Das Erlöschen der Pest in Europa bringt man damit in Zusammenhang, dass seit dem 16. Jahrhundert die Hausratte allmählich von der Wanderratte verdrängt wurde. Da die Wanderratte scheuer ist als ihre Vorgängerin, kommt es weniger häufig zu direkten Kontakten zwischen Mensch und Tier, was eine Ansteckung durch pestinfizierte Flöhe reduziert.

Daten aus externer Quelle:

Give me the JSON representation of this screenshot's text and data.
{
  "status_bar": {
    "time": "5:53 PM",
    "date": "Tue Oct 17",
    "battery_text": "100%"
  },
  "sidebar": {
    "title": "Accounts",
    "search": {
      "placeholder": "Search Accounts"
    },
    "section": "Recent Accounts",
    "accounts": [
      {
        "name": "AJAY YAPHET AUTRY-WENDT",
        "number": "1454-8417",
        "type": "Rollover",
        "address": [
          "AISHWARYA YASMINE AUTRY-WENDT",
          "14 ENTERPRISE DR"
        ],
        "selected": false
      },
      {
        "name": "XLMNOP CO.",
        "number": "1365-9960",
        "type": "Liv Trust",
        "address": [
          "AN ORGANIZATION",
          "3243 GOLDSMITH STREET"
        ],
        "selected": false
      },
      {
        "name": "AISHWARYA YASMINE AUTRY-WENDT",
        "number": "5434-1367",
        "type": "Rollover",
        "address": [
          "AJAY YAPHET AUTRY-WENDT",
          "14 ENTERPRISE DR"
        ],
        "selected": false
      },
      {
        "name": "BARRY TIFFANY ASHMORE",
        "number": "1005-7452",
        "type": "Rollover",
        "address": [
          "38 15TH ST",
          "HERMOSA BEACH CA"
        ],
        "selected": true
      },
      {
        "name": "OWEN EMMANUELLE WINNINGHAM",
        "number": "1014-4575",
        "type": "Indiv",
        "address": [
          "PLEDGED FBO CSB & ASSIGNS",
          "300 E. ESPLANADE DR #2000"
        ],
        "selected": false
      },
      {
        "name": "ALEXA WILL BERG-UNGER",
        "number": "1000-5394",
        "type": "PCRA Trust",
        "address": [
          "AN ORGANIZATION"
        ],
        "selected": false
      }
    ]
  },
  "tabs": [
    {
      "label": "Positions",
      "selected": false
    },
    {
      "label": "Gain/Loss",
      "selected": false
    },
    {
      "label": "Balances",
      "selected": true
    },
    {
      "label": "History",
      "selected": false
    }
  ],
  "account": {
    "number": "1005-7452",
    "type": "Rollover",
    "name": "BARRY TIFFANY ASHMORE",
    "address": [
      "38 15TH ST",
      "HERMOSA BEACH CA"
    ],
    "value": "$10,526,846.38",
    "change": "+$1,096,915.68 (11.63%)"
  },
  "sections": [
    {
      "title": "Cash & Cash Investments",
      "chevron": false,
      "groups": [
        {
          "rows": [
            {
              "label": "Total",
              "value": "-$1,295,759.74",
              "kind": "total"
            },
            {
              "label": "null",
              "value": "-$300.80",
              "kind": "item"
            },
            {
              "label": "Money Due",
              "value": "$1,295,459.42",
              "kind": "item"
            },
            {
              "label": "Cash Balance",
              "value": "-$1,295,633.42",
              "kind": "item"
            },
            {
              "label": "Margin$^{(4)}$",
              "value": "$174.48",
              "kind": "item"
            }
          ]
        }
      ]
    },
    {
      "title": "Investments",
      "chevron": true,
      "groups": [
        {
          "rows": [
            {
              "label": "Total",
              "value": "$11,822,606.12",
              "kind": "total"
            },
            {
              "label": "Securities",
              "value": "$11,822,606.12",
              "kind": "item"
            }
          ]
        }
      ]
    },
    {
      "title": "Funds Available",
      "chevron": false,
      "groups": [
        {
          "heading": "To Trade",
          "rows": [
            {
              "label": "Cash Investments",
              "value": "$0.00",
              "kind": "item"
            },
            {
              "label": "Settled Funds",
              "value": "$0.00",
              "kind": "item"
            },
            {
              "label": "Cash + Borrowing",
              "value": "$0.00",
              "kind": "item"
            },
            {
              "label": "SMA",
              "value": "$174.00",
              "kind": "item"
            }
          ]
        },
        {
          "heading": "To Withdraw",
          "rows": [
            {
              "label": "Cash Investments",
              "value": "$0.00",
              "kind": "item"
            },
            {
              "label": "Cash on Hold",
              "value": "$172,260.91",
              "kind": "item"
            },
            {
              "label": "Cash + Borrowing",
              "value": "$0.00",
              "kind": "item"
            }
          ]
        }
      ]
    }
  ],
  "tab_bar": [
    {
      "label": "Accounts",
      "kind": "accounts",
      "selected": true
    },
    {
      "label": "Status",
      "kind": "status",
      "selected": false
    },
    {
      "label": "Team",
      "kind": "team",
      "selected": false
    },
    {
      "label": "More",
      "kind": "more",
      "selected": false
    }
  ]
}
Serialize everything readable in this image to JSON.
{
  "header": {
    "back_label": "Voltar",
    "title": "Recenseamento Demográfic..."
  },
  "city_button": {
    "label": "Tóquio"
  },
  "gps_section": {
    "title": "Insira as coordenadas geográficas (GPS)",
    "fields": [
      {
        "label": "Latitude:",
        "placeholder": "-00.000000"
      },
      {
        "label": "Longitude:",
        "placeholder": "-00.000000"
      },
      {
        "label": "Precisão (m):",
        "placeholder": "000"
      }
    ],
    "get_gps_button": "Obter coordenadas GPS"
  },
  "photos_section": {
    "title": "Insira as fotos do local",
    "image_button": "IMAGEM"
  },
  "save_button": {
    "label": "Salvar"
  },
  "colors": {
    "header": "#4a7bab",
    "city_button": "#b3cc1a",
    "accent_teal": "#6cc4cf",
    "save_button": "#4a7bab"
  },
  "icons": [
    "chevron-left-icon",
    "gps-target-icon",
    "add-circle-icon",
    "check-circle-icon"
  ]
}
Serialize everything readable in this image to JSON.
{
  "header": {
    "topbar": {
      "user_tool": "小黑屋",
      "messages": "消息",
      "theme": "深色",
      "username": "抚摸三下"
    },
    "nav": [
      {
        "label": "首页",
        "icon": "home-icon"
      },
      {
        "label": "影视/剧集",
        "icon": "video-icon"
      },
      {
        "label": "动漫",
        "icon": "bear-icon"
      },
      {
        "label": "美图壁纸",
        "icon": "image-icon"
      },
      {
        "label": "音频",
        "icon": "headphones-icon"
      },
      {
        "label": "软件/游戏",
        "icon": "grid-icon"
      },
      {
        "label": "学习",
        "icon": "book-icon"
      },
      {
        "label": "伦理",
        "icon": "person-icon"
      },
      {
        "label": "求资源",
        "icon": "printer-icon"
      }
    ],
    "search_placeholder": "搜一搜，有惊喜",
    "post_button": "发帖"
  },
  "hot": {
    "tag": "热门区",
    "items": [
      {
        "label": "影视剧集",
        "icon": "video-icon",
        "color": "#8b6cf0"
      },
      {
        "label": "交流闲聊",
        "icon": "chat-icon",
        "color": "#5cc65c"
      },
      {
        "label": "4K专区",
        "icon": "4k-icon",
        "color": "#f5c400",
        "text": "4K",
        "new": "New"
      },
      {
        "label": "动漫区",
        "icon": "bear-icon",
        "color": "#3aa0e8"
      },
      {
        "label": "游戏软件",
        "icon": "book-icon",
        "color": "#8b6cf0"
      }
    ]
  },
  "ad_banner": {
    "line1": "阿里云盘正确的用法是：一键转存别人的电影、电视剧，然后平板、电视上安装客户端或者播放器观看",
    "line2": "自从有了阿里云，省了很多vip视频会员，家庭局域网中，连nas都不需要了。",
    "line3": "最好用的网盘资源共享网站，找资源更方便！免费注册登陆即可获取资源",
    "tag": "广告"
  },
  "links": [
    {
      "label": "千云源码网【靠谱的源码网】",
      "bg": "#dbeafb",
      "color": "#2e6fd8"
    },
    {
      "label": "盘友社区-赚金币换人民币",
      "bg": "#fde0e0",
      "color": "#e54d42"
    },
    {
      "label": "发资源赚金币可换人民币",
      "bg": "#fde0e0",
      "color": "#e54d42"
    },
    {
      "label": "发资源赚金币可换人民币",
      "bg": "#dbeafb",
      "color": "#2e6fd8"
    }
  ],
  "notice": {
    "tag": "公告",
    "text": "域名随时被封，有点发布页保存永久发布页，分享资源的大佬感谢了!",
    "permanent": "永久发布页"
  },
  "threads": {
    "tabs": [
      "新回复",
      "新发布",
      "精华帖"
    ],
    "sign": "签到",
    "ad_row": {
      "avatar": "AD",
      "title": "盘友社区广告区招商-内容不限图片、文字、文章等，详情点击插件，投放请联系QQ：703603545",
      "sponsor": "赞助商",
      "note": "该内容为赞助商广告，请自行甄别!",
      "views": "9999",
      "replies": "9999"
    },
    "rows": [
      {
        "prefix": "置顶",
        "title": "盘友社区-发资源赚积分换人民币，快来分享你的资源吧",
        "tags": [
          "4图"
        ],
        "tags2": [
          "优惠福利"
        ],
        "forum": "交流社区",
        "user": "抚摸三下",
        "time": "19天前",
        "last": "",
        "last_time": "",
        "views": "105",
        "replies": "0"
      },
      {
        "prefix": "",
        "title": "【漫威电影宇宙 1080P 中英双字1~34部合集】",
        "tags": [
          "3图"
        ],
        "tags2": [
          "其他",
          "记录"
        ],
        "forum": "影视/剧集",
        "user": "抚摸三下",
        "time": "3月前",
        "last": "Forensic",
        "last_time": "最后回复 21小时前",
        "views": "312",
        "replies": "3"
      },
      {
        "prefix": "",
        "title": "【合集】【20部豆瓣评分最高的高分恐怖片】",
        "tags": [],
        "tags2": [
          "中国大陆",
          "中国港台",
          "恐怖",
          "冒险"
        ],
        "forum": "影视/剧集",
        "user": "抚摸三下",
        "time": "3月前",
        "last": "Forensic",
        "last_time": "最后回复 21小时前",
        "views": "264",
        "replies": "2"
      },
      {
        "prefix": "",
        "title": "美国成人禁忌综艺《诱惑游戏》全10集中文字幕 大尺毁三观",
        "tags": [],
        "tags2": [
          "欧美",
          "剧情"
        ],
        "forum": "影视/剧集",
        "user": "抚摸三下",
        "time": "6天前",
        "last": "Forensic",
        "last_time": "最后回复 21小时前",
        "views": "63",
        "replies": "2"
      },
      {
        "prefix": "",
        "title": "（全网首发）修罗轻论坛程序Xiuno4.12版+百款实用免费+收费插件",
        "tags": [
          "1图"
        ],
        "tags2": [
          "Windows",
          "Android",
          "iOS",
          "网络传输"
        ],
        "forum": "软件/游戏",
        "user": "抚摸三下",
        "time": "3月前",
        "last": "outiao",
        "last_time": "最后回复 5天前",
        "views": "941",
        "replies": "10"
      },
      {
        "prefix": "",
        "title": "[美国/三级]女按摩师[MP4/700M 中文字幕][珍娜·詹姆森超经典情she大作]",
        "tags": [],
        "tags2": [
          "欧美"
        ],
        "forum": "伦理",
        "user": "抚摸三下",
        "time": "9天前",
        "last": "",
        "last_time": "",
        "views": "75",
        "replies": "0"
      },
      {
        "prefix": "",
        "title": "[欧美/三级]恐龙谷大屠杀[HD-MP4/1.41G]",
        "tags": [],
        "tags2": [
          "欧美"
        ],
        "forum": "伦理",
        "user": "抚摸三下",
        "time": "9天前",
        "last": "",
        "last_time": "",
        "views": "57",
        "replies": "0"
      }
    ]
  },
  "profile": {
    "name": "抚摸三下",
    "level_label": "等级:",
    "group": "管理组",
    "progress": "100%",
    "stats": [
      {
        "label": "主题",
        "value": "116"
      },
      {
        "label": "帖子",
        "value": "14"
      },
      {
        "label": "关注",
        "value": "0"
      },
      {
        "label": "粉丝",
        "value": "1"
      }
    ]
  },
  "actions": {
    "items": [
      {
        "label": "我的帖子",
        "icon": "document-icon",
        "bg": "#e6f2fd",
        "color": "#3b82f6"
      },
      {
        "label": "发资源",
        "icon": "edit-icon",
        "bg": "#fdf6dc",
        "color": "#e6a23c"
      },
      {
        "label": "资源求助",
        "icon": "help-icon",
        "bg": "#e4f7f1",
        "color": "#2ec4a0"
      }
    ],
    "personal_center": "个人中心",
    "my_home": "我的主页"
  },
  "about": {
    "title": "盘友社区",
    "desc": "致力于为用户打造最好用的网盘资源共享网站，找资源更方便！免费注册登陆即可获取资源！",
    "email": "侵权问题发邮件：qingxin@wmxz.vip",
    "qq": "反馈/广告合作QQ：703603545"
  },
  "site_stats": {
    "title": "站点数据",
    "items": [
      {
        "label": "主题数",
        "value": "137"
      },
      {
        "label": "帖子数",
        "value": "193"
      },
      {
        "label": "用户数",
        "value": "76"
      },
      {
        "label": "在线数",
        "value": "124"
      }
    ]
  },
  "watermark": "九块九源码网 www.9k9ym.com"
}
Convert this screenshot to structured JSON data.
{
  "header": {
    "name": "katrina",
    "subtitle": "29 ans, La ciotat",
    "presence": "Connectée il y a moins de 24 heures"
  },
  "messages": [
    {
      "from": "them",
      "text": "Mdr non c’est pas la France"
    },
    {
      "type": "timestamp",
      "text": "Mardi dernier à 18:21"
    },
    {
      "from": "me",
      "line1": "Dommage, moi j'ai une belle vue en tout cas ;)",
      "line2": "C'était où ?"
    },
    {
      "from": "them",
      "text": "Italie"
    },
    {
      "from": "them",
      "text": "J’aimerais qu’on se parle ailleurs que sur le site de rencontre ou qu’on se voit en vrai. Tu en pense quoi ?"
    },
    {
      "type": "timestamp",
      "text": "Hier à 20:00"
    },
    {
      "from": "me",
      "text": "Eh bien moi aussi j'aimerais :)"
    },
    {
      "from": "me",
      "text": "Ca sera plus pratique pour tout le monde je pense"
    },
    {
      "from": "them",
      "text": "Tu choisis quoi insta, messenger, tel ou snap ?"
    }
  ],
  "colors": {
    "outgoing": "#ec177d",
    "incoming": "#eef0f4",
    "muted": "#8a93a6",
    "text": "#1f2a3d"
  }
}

Eine weitere mögliche Erklärung ist, dass sich der Pesterreger genetisch verändert hat oder dass Ratten immun gegen den Pesterreger wurden und nach der Infizierung durch den Floh nicht mehr starben, so dass es für die Flöhe keine Notwendigkeit mehr gab, abzuwandern. Auch die Fortschritte im Gesundheitswesen und die Verbesserung der Hygiene haben dazu beigetragen, dass Pestepidemien ausblieben.

 

Die letzte Pandemie (Länder übergreifende Epidemie) begann in der 2. Hälfte des 19. Jahrhunderts in Zentralasien und kostete während der nächsten 50 Jahre weltweit rund 12 Millionen Menschenleben. Während dieser Pestepidemie konnte der Erreger identifiziert und der Übertragungsweg erklärt werden.